Central Banks to launch their own digital currencies, the concept of digital currency is not unusual to us anymore. Many of us use digital wallets, debit and credit cards, or payment apps for our day-to-day transactions. it is similar to paper banknotes, the only difference is that’s it’s virtual not having a physical form, The term digital currency is been floating around ever since the advent of bitcoin and other alternative coins.
Central Bank Digital Currencies (CBDC) will be controlled by the central bank unlike bitcoin and other cryptocurrencies which is a decentralized digital asset and is not issued by an institution or a single administrator it can be sent from user to user on the peer to peer blockchain network, without the need for intermediaries. but why there is a sudden rush in going Digital? what’s new about digital currencies? Will it allow authorities to track precisely how you or your friend or the person down the street is spending the money are they spending their money on buying things they shouldn’t be buying, Are they gambling with their money WHAT are they doing with their money !!.
One of the significant developments in the finance sector over the last few years and the rise in popularity of cryptocurrencies, with one, in particular, is Bitcoin. Bankers began to realize they were actually under some threat and are worried that the widespread adoption of these autonomous cryptocurrencies could weaken their control over the financial system. The concept is very clear here before it’s too late let’s dive into it.
As we all know cryptocurrencies do not have the legal or regulatory sureties which central bank money does. So why not issue a digital currency of their own. imagine a digital currency that is recognized by law and backed by the power of the central bank, which cannot go bankrupt. unless the commercial bank collapses. Central bank digital currency could be circulated through commercial banks, avoiding too much disruption to the financial system or the central bank having to deal directly with many millions of citizens and businesses. Issuing digital currencies could also make it easier for governments to deliver stimulus checks, tax returns, unemployment benefits, or even go one step further and make targeted payments to those deemed most in need making local and regional cross-border digital payments quicker, more affordable, more reliable and convenient.
CBDC role in Economic Growth
Banks will now all have to annually report all transactions back to the government, which means the government will be able to see all transactions in the system, it could trace, each one back to real humans, based on the shopping habits they could use the data to manage the economy more efficiently and to build up the types of detailed user profiles of citizens and businesses.
Digital currencies and distinct innovations in payment systems could boost the speed of domestic and cross-border transactions, lessen transaction costs, and ultimately broaden access to the financial system by poor and rural households.
Tech giants vs Govt?
In 2018 Facebook announced Libra with bold ambitions to create a cross-border currency for its over 2 billion users during this year’s mobile wallets exploded in popularity.

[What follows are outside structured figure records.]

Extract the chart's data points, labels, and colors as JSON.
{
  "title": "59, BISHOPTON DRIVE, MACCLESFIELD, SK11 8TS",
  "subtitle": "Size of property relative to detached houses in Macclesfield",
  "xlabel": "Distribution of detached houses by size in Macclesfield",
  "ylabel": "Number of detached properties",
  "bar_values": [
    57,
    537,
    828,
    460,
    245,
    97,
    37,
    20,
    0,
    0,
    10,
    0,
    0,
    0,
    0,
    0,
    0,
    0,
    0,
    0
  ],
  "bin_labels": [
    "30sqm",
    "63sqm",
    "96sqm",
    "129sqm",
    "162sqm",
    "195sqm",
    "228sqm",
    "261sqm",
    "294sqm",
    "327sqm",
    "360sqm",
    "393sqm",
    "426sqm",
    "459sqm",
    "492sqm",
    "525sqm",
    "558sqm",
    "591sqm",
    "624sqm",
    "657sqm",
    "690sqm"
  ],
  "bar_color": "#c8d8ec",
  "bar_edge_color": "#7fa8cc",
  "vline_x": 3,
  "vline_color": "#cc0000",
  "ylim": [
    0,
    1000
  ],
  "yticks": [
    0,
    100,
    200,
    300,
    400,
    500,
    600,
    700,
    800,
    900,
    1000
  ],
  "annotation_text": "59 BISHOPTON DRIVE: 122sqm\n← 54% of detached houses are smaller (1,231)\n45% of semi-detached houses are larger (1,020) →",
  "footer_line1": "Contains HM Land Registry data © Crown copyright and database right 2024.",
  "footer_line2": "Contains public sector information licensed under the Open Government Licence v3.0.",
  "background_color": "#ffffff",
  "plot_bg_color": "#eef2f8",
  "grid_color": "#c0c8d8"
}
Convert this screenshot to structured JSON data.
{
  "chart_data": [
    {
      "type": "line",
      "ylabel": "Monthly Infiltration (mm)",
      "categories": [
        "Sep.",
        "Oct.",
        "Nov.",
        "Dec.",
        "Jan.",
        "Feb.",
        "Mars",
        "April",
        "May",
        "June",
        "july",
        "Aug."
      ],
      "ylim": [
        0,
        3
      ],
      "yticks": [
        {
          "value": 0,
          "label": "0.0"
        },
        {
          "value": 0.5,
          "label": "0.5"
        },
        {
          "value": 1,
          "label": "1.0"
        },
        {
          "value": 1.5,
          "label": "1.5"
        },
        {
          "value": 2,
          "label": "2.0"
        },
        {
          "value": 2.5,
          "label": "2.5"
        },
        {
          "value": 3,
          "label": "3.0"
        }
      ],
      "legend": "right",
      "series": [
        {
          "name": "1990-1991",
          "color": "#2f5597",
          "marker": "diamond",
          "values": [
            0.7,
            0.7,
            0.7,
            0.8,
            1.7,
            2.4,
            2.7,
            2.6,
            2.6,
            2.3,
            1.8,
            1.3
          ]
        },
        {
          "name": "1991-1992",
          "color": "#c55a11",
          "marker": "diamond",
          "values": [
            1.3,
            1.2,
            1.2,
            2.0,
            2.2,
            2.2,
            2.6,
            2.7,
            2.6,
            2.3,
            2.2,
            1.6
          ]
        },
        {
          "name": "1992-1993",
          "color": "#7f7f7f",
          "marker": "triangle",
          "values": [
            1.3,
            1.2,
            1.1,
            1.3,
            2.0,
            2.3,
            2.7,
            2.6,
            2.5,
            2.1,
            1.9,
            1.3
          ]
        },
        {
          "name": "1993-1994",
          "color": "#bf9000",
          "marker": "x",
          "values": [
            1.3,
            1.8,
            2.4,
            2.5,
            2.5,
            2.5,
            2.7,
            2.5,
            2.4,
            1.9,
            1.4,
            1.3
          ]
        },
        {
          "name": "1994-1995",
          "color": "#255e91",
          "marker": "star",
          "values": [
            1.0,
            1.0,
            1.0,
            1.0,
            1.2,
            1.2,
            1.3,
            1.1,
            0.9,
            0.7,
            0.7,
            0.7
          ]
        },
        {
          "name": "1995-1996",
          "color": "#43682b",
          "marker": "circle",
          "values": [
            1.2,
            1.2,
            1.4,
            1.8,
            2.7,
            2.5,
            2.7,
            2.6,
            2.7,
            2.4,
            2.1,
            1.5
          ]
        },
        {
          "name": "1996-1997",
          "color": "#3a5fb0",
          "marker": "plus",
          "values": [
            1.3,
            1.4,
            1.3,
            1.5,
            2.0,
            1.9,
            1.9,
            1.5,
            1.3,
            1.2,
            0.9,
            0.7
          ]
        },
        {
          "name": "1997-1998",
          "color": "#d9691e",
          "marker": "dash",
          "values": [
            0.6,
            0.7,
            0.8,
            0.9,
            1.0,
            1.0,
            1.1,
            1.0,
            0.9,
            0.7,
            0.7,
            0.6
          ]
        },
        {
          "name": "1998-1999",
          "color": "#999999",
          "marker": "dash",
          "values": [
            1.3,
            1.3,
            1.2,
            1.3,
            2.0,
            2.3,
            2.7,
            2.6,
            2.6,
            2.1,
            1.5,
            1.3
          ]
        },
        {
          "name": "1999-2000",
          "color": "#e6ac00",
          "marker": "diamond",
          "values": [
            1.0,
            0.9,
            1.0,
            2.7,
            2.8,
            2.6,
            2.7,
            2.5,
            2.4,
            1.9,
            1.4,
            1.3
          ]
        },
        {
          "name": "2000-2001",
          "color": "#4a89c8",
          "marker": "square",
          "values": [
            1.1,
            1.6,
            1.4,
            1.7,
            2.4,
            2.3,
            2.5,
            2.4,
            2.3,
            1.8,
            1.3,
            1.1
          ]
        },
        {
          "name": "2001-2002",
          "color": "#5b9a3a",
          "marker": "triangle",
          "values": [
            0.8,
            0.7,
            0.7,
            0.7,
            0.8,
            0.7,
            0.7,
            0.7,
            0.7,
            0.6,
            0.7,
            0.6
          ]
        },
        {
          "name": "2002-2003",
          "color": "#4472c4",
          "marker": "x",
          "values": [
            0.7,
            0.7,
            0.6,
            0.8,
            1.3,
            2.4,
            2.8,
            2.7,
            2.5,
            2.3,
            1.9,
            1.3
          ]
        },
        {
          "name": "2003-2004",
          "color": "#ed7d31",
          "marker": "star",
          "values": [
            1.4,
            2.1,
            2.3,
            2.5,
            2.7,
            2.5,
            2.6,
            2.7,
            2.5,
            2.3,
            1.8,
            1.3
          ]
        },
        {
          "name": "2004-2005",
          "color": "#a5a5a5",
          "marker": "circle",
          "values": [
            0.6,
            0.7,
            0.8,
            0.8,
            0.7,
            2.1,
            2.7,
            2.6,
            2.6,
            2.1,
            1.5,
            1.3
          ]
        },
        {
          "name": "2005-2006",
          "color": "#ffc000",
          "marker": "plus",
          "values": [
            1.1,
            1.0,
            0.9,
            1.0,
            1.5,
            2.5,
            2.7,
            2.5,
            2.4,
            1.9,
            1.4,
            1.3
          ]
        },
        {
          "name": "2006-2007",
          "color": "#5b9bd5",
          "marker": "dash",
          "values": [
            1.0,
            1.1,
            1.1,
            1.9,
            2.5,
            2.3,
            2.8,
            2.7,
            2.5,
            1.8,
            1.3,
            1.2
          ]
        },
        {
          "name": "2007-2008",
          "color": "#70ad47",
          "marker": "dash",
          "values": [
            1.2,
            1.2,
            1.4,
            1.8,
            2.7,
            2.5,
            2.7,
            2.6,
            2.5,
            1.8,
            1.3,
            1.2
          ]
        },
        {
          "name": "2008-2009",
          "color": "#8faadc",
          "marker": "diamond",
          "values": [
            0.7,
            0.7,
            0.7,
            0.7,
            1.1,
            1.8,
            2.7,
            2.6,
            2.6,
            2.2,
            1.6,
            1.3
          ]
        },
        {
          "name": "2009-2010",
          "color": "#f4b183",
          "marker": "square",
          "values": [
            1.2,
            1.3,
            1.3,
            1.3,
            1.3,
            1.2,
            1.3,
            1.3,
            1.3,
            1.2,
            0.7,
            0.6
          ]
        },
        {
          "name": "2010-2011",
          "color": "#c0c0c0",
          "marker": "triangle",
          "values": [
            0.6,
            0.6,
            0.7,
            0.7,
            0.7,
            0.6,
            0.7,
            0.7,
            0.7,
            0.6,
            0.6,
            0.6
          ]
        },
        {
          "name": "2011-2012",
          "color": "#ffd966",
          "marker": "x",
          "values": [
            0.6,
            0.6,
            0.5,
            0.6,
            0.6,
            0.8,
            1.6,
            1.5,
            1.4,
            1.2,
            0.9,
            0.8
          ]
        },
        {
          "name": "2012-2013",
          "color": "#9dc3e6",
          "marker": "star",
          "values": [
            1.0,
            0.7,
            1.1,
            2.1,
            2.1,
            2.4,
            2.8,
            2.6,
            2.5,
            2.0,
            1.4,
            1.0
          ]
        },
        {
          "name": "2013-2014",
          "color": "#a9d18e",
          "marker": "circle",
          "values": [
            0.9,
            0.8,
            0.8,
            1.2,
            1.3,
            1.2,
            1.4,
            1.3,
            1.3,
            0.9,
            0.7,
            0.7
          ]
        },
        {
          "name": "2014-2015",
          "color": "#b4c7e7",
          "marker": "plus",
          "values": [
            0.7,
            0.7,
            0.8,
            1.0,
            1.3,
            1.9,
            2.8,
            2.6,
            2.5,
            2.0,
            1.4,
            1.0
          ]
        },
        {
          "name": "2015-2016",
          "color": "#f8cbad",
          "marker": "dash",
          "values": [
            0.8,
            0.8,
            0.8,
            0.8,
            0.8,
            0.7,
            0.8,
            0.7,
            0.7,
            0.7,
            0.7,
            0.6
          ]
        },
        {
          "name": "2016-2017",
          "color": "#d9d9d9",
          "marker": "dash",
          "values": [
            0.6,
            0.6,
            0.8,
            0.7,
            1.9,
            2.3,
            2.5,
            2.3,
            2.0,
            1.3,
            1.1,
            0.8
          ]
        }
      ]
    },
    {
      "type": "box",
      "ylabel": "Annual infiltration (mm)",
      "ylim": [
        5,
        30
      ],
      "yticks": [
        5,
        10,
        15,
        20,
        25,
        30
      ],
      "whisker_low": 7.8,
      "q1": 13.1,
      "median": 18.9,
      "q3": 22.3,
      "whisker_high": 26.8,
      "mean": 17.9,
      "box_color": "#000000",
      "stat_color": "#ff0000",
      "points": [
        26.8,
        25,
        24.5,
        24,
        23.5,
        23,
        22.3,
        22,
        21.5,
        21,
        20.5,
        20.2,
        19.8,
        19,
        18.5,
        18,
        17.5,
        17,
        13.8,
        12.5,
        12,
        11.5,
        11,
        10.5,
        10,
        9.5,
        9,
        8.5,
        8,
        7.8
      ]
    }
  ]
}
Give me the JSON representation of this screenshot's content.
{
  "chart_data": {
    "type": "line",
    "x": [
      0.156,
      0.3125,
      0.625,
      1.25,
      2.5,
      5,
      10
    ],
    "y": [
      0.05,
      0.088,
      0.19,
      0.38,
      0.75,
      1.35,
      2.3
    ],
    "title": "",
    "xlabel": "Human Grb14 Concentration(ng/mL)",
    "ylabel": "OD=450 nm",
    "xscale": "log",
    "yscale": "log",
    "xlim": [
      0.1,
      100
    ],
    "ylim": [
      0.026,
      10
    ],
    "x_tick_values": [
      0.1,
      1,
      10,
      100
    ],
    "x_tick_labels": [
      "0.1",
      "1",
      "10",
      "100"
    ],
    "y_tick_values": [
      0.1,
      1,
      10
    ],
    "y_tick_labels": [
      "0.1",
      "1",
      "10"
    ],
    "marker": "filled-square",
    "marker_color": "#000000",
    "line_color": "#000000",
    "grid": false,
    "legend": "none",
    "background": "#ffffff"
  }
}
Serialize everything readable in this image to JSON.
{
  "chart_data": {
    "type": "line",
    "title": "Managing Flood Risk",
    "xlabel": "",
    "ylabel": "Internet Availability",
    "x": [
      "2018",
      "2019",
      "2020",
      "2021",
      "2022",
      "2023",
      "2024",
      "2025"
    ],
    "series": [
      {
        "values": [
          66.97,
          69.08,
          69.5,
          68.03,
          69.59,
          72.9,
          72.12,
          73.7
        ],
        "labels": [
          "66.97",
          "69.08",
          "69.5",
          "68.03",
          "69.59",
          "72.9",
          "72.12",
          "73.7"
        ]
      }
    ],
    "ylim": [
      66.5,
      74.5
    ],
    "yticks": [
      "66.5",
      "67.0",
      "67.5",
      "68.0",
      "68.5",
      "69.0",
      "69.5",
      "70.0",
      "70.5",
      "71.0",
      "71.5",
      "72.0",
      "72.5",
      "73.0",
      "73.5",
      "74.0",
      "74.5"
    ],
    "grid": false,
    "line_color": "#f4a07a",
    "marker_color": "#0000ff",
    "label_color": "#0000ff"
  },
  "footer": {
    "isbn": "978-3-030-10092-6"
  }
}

Tencent and Alibaba China’s two largest tech companies started to gobble up the entire finance industry of china, their respective mobile wallets came to dominate the mobile payments category, almost every shops you will find it is believed that almost all payments in the country are done using their app. consumer often have no choice but to use their services.
It is very interesting to see what all information can be accessed by govt the only difference here will be tech giants used these data to sell us more product based on our interest
Countries opted for Digital currencies
China started talking about its own digital Yuan in 2013 and after 7 years of research and development, they launched public trials in 2020, spanning four Chinese cities and hundreds of traders. residents were given a small amount of it through a lottery system, lots of merchants, including Didi, the country’s equivalent to Uber, Meituan, the popular food ordering, and local services platform, as well as Starbuck, McDonald’s, for example, started accepting payments over it. China has clearly stated that this currency is also supposed to help them with their international and their cryptocurrency challenges, their exact plans for that seem to be much less clear.
China’s digital Yuan project is just like the regular Yuan and is issued by the People’s Bank of China and can be withdrawn by them as well, designed to be a legal tender, again, just like cash, meaning that legally, everybody taking digital payments at the country would have to accept it as a payment method.
Bahamas and Cambodia technically both beat China by launching their respective digital currencies called the sand dollar, and the back on the first, the Cambodian currency is even blockchain-based, other countries are not left behind like Russia (Crypytoruble), Japan (J coin), Dubai (Emcash), Sweden (E-Krona) its believed to go completely cashless. Singapore, Canada, Uruguay, the Bahamas, Thailand.
India recently declared an embargo against private cryptocurrencies and has expressed its interest in digital currency or CBDC that will be appropriately regulated by the Reserve Bank of India (RBI).
The most interesting and clearly most unfortunate example of a country trying and failing to launch a state-issued cryptocurrency has to be Venezuela, called the Petro It was announced in 2017 as an alternative currency, backed by the country’s fast, oil and mineral reserves, while the country’s regular currency was going through some of the world’s worst hyperinflation it sadly didn’t work so many Venezuelans have apparently started turning towards Bitcoin as a store of wealth, as well as online jobs that they can get paid for and international currencies.
So, these authorities are taking their time exploring concepts and learning from successes and failures before they commit to anything.